Thursday, January 5, 2012

Could this be One Reason Why The Cycle of Abuse will Never Stop?

Lawyer: Prison Could Have Stopped Alleged Assaults

Photo:James Trentin

MADISON, Wis. (AP) -- A lawyer for a former Wisconsin inmate said Wednesday that prison officials could have prevented a guard's alleged sexual assaults of his client if they had acted sooner on evidence the guard was violating prison policies.

Attorney Thomas Hayes of Milwaukee represents a 23-year-old man who claims he was coerced into receiving oral sex from Prairie du Chien Correctional Institution guard James Trentin in January 2008. Trentin maintains his innocence, but Wisconsin Department of Justice lawyers agreed to pay the former inmate $150,000 earlier this year in exchange for him not filing a lawsuit.

Hayes said his client never would have been assaulted had the prison taken action in 2007 after receiving evidence Trentin was bringing inmates contraband. Prison officials put Trentin on leave for a month but then closed the case without disciplinary action, allowing him to return to work.

"My seventh grade son could have conducted a better investigation," Hayes said, noting investigators never asked inmates what Trentin expected in return for contraband and never interviewed other guards. "What they were thinking? And then he was returned (to work). That's just sick."

Department of Corrections officials said Wednesday that the contraband case did not warrant the termination of Trentin, who denied wrongdoing and was backed by his union.

"I think the investigators came to the best conclusion they had with the information and evidence they had at the time," said the department's executive assistant, Melissa Roberts. "There wasn't anything to indicate something further was going to happen."

Hayes' client told investigators he was assaulted by Trentin starting about two months after the 2007 investigation was closed, sometime after Trentin approached him while he was taking a shower.

The man alleged Trentin once performed oral sex on him inside his cell while pretending to search his bunk. He said he also received oral sex from Trentin in a prison phone room twice in one day, and again in his cell.

Trentin gave the man chewing tobacco after one sex act and told him, "If you continue to take care of me I will take care of you, you won't have any problems," according to an internal Department of Corrections report. Trentin also gave him other items ranging from coffee to candy bars and alcohol, the report said.

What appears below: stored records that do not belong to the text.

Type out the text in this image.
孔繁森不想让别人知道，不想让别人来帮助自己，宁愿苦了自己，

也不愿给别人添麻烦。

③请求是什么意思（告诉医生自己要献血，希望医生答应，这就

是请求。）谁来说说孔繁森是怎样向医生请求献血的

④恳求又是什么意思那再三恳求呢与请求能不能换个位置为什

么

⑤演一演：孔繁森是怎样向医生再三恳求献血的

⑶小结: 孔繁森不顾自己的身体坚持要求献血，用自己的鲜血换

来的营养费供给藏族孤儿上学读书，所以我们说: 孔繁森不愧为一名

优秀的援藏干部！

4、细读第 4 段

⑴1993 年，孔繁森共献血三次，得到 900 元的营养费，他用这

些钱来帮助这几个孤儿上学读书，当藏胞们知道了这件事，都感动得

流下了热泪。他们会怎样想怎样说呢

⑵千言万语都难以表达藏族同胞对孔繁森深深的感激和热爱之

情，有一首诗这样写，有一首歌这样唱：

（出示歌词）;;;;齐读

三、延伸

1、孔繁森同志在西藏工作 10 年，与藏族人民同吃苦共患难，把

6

Two other inmates reported receiving oral sex from Trentin, and two others said they were inappropriately touched. Several others said they rejected his advances. Trentin, who maintains he was set up, was fired and charged criminally. Sexual assault charges were dropped after he agreed to enter a guilty plea to delivering articles to inmates.

One of the alleged victims was interviewed during the 2007 investigation and said Trentin brought him a camera, socks, underwear, magazines, chewing tobacco and shaving cream. He started to cry when asked about Trentin and said, "Trentin has a big heart, he is a good man. I don't want anyone to be in trouble over this." That inmate later told investigators he had been assaulted several times, but was used to it because he had been victim of childhood sex abuse.

Video evidence also showed Trentin apparently smuggling in shaving cream to the inmate, and going into cells alone, a violation of prison policy.

Hayes said his client, who was serving time on a forgery charge, also was upset that Trentin was not convicted in the sexual assaults. Days before trial, a prosecutor dropped 22 counts of second-degree sexual assault against Trentin and he was convicted of bringing in contraband. He was not given any jail time.

"Look at the irony of my client doing 18 months over bad checks and this guy walking away without anything," Hayes said. "It's a poor commentary on our criminal justice system ... This whole case just blows me away."